In the early 1980s, Robert Oppenheimer, a former professor of Latin American History at the University of Kansas, collected a series of oral history interviews, which are stored at the Kansas Historical Society in Topeka. Cipriana Rodriguez’s oral history, conducted in 1981, is the second interview of our series. She was born in 1914, five years after her parents came to the United States and permanently settled in Garden City. Her compelling oral history speaks to the resilience and struggles of the Rodriguez family, who navigated persistent discrimination, demanding and dangerous labor in the sugar beet fields and railroads, and the natural disaster that came with the Arkansas River flood of 1965. This recount of their experiences provides a unique perspective highlighting the role of social bonds, mutual aid, and cultural preservation in an unfamiliar environment, southwest Kansas. Students in Marco A. Macias’s Chicanos: A History of Mexican Americans course contributed to the annotation of this interview during the fall of 2024.

“Contextualizing the Monroe Neighborhood Using Archaeological Methods at Brown v. Board of Education National Historical Park”

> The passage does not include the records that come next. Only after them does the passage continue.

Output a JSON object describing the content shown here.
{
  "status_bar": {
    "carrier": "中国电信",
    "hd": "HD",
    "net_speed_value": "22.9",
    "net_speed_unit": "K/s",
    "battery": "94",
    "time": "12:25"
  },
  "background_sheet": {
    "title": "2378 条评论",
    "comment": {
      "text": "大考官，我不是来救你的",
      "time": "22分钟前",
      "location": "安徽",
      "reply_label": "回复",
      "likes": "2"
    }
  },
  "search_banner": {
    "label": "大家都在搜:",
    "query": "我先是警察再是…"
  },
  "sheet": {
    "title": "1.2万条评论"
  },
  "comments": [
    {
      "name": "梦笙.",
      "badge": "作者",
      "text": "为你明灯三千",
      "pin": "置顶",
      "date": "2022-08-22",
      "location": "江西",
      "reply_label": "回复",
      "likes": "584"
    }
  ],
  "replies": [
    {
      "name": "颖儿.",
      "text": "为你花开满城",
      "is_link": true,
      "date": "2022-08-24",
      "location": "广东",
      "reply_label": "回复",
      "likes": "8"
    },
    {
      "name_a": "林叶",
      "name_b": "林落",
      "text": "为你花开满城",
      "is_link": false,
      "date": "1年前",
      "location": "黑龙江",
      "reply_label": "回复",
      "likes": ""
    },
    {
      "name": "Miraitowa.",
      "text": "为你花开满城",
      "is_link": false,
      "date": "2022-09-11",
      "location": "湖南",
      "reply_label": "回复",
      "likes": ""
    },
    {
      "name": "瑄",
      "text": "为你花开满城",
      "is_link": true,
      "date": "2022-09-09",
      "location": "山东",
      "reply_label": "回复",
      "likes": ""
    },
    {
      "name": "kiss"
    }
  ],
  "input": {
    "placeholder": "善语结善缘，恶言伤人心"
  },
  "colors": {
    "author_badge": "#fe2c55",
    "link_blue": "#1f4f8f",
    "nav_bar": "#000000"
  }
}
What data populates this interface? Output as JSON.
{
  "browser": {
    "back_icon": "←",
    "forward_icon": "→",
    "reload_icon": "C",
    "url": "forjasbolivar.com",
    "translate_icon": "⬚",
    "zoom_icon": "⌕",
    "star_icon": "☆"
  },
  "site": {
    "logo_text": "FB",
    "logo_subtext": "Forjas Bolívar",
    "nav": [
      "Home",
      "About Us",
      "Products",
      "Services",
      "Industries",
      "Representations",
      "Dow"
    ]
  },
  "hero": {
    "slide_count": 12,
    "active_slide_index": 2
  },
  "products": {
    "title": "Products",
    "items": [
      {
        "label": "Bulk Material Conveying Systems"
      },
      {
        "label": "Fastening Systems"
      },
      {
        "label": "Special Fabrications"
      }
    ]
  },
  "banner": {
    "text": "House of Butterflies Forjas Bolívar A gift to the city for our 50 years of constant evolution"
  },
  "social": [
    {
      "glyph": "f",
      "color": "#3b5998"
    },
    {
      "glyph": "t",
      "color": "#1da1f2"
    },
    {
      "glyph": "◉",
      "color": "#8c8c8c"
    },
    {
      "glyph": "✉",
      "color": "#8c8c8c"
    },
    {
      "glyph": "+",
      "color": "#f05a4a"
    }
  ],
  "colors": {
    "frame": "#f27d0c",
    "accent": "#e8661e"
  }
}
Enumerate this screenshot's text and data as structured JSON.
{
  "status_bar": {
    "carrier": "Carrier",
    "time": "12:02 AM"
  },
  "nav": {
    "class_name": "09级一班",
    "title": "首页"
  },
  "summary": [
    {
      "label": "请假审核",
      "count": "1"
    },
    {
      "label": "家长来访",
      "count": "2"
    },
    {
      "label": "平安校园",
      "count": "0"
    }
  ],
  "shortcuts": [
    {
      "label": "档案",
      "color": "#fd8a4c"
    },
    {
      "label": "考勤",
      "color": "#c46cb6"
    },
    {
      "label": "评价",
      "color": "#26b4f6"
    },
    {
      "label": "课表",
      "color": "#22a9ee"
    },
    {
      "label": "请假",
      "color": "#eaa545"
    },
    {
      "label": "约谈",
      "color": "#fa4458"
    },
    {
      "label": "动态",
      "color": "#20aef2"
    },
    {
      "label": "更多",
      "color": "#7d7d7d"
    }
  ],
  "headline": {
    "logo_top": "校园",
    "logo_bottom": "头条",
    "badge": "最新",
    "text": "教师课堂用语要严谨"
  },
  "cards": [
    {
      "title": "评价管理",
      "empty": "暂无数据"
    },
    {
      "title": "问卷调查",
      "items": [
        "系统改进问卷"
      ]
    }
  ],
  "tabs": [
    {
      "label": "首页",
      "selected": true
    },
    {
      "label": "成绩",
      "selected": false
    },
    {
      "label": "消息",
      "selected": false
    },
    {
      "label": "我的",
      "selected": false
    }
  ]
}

by Nikki Klarmann, Laura Murphy, and Victoria Shaw

In June 2022, the Kansas Archeology Training Program (KATP) field school took place at the Brown v. Board of Education National Historical Park in partnership with the Kansas Historical Society, Kansas Anthropological Association, the National Park Service’s Midwest Archeological Center, and Washburn University. The Park, located in Topeka, Kansas, consists of the Monroe Elementary School, which serves as a broader symbol of desegregation because of its role in the 1954 Brown v. Board of Education Supreme Court decision. Through historical maps, archival documents, and archaeological excavations, archaeologists sought to understand the historical use of the property. During the field school, they targeted several areas for archaeological excavation directly to the north and south of the school building constructed in 1926 that now serves as the Park's visitor center. This building replaced the first Monroe School for African American children, which was constructed in 1874 and demolished in 1927. Participants excavated potential areas for original outbuildings associated with the first Monroe school and other areas of previous residences along Monroe Street. As this report demonstrates, participants have identified three structures and documented artifacts associated with the people who once lived and learned here, providing additional historical context that reaches beyond the Brown v. Board decision.